Auch aus Deutschland gibt es Stimmen. So schreibt die Süddeutsche Zeitung, dass die deutsche Filmszene aufgerüttelt ist. Gegen die “willkürliche Behandlung Roman Polanskis” haben auch die Internationalen Filmfestspiele Berlin protestiert und “seine sofortige Freilassung” verlangt, wie der Tagesspiegel feststellt. In der österreichischen Presse werden dann auch zahlreiche Unterstützer genannt: "Bis Dienstagmittag hatten nach Angaben der französischen Autorenvereinigung SACD bereits mehr als 100 Weggefährten des Oscar-Preisträgers eine entsprechende Erklärung unterzeichnet.

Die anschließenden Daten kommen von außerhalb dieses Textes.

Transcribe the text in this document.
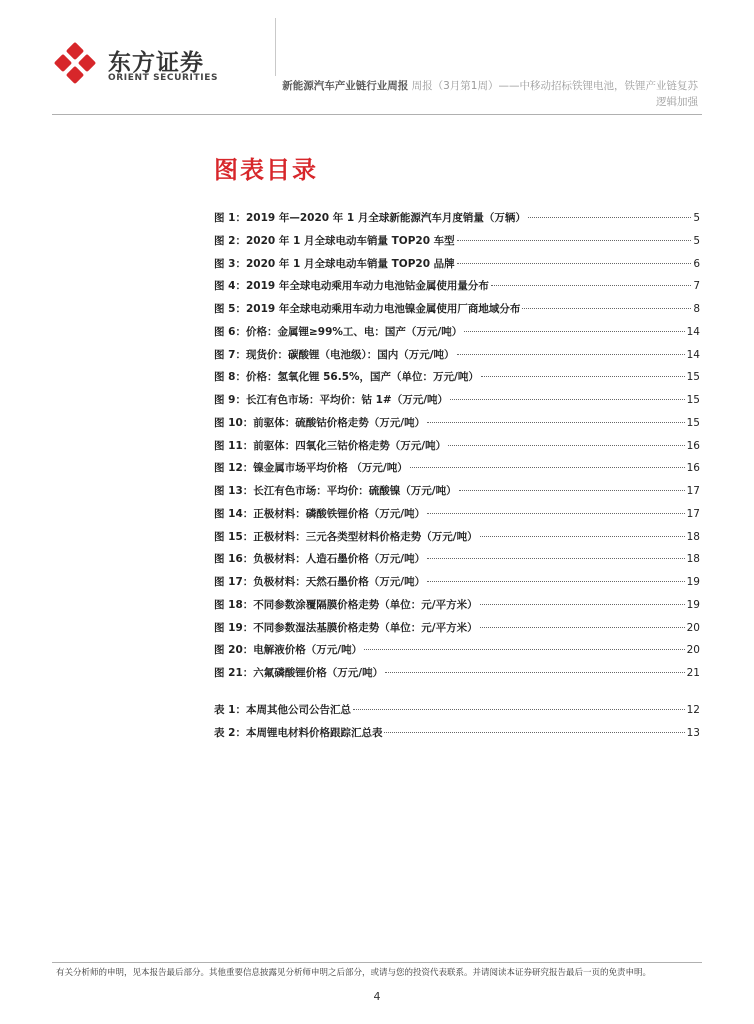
东方证券
ORIENT SECURITIES
新能源汽车产业链行业周报 周报（3月第1周）——中移动招标铁锂电池，铁锂产业链复苏
逻辑加强
图表目录
图 1：2019 年—2020 年 1 月全球新能源汽车月度销量（万辆）	5
图 2：2020 年 1 月全球电动车销量 TOP20 车型	5
图 3：2020 年 1 月全球电动车销量 TOP20 品牌	6
图 4：2019 年全球电动乘用车动力电池钴金属使用量分布	7
图 5：2019 年全球电动乘用车动力电池镍金属使用厂商地域分布	8
图 6：价格：金属锂≥99%工、电：国产（万元/吨）	14
图 7：现货价：碳酸锂（电池级）：国内（万元/吨）	14
图 8：价格：氢氧化锂 56.5%，国产（单位：万元/吨）	15
图 9：长江有色市场：平均价：钴 1#（万元/吨）	15
图 10：前驱体：硫酸钴价格走势（万元/吨）	15
图 11：前驱体：四氧化三钴价格走势（万元/吨）	16
图 12：镍金属市场平均价格 （万元/吨）	16
图 13：长江有色市场：平均价：硫酸镍（万元/吨）	17
图 14：正极材料：磷酸铁锂价格（万元/吨）	17
图 15：正极材料：三元各类型材料价格走势（万元/吨）	18
图 16：负极材料：人造石墨价格（万元/吨）	18
图 17：负极材料：天然石墨价格（万元/吨）	19
图 18：不同参数涂覆隔膜价格走势（单位：元/平方米）	19
图 19：不同参数湿法基膜价格走势（单位：元/平方米）	20
图 20：电解液价格（万元/吨）	20
图 21：六氟磷酸锂价格（万元/吨）	21
表 1：本周其他公司公告汇总	12
表 2：本周锂电材料价格跟踪汇总表	13
有关分析师的申明，见本报告最后部分。其他重要信息披露见分析师申明之后部分，或请与您的投资代表联系。并请阅读本证券研究报告最后一页的免责申明。
4
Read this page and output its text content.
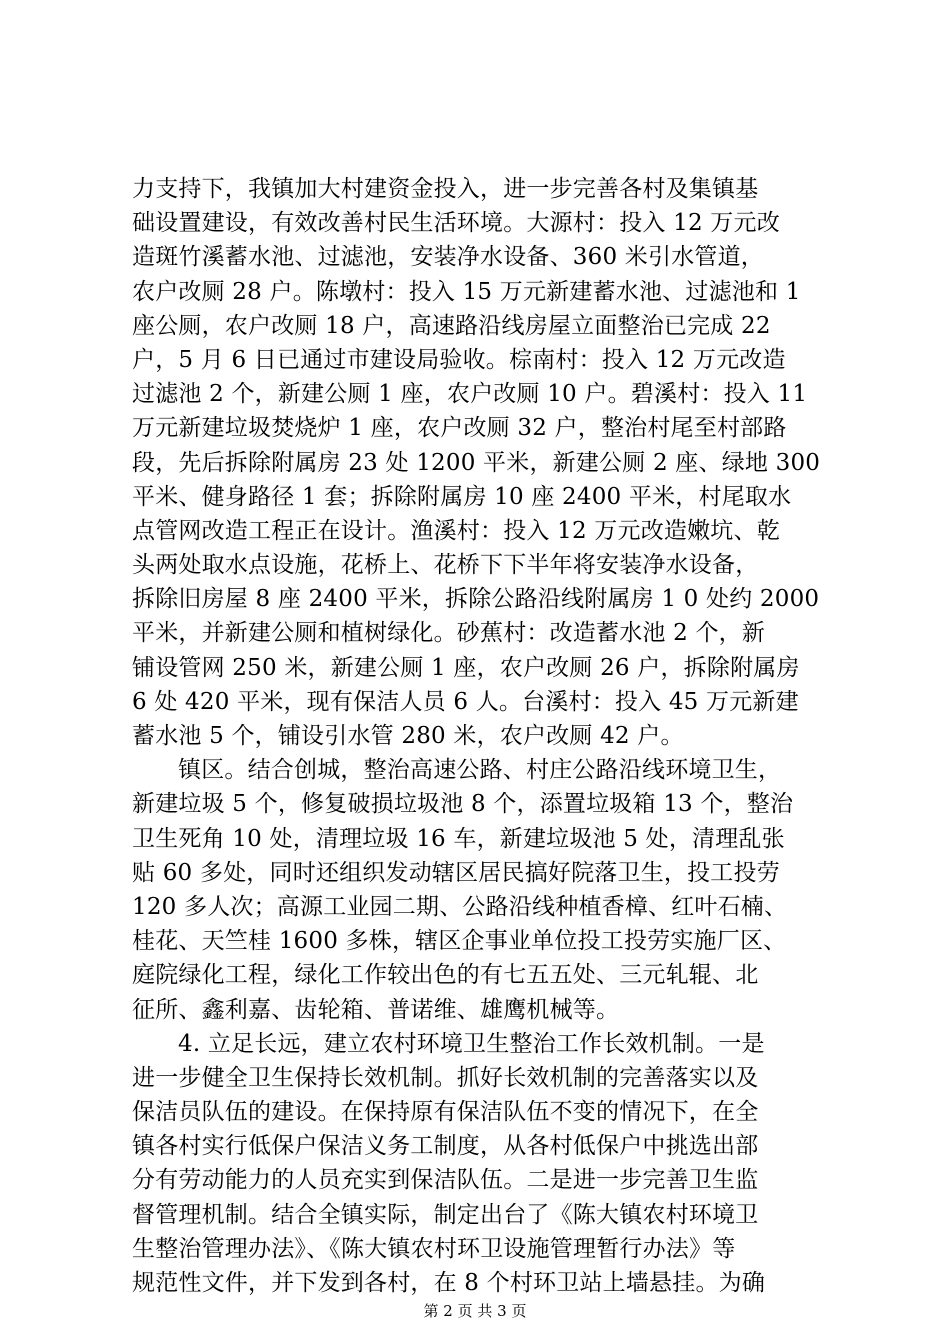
力支持下，我镇加大村建资金投入，进一步完善各村及集镇基
础设置建设，有效改善村民生活环境。大源村：投入 12 万元改
造斑竹溪蓄水池、过滤池，安装净水设备、360 米引水管道，
农户改厕 28 户。陈墩村：投入 15 万元新建蓄水池、过滤池和 1
座公厕，农户改厕 18 户，高速路沿线房屋立面整治已完成 22
户，5 月 6 日已通过市建设局验收。棕南村：投入 12 万元改造
过滤池 2 个，新建公厕 1 座，农户改厕 10 户。碧溪村：投入 11
万元新建垃圾焚烧炉 1 座，农户改厕 32 户，整治村尾至村部路
段，先后拆除附属房 23 处 1200 平米，新建公厕 2 座、绿地 300
平米、健身路径 1 套；拆除附属房 10 座 2400 平米，村尾取水
点管网改造工程正在设计。渔溪村：投入 12 万元改造嫩坑、乾
头两处取水点设施，花桥上、花桥下下半年将安装净水设备，
拆除旧房屋 8 座 2400 平米，拆除公路沿线附属房 1 0 处约 2000
平米，并新建公厕和植树绿化。砂蕉村：改造蓄水池 2 个，新
铺设管网 250 米，新建公厕 1 座，农户改厕 26 户，拆除附属房
6 处 420 平米，现有保洁人员 6 人。台溪村：投入 45 万元新建
蓄水池 5 个，铺设引水管 280 米，农户改厕 42 户。
镇区。结合创城，整治高速公路、村庄公路沿线环境卫生，
新建垃圾 5 个，修复破损垃圾池 8 个，添置垃圾箱 13 个，整治
卫生死角 10 处，清理垃圾 16 车，新建垃圾池 5 处，清理乱张
贴 60 多处，同时还组织发动辖区居民搞好院落卫生，投工投劳
120 多人次；高源工业园二期、公路沿线种植香樟、红叶石楠、
桂花、天竺桂 1600 多株，辖区企事业单位投工投劳实施厂区、
庭院绿化工程，绿化工作较出色的有七五五处、三元轧辊、北
征所、鑫利嘉、齿轮箱、普诺维、雄鹰机械等。
4. 立足长远，建立农村环境卫生整治工作长效机制。一是
进一步健全卫生保持长效机制。抓好长效机制的完善落实以及
保洁员队伍的建设。在保持原有保洁队伍不变的情况下，在全
镇各村实行低保户保洁义务工制度，从各村低保户中挑选出部
分有劳动能力的人员充实到保洁队伍。二是进一步完善卫生监
督管理机制。结合全镇实际，制定出台了《陈大镇农村环境卫
生整治管理办法》、《陈大镇农村环卫设施管理暂行办法》等
规范性文件，并下发到各村，在 8 个村环卫站上墙悬挂。为确
第 2 页 共 3 页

Neben Regie-Kollegen Woody Allen und Wim Wenders finden sich unter anderem die Namen von Pedro Almodóvar, Monica Bellucci, David Lynch, Ettore Scola, Martin Scorsese, Tilda Swinton und Tom Tykwer auf der Liste. Die Regisseure, Schauspieler und Autoren nennen es “unannehmbar, dass eine internationale Kulturveranstaltung zur Ehrung eines der größten zeitgenössischen Cineasten in eine Polizeifalle verwandelt” wurde."
Außerdem gab es noch folgende Meldungen zu dem Fall:
Erstens: Roman Polanski hat in der Zürcher Haftanstalt Besuch von seiner Frau bekommen. Die französische Schauspielerin Emmanuelle Seigner gab sich nach der Zellenvisite “schockiert, aber kampfeslustig”, wie der Spiegel berichtet.
Zweitens: Nach Angaben seiner Anwälte wäre Roman Polanski einverstanden, für die Dauer des Auslieferungsprozesses in seinem Chalet in Gstaad unter Hausarrest gestellt zu werden. Dem Gericht sei auch eine Kaution vorgeschlagen worden.
Drittens: Die Staatsanwaltschaft in Los Angeles meldete sich ebenfalls zu Wort. Sie wehrte sich gegen Kritik, das Verfahren gegen Roman Polanski nicht korrekt geführt zu haben. Seit Jahren bemühe sie sich um die Verhaftung des Filmemachers, unter anderem mit Anfragen in Israel, England, Thailand und Frankreich.
Viertens: Nach der Verhaftung von Roman Polanski ist unsicher, ob sein neuer Film The Ghost rechtzeitig fertig wird. Damit könnte der gewünschte Start des Films zur Berlinale platzen.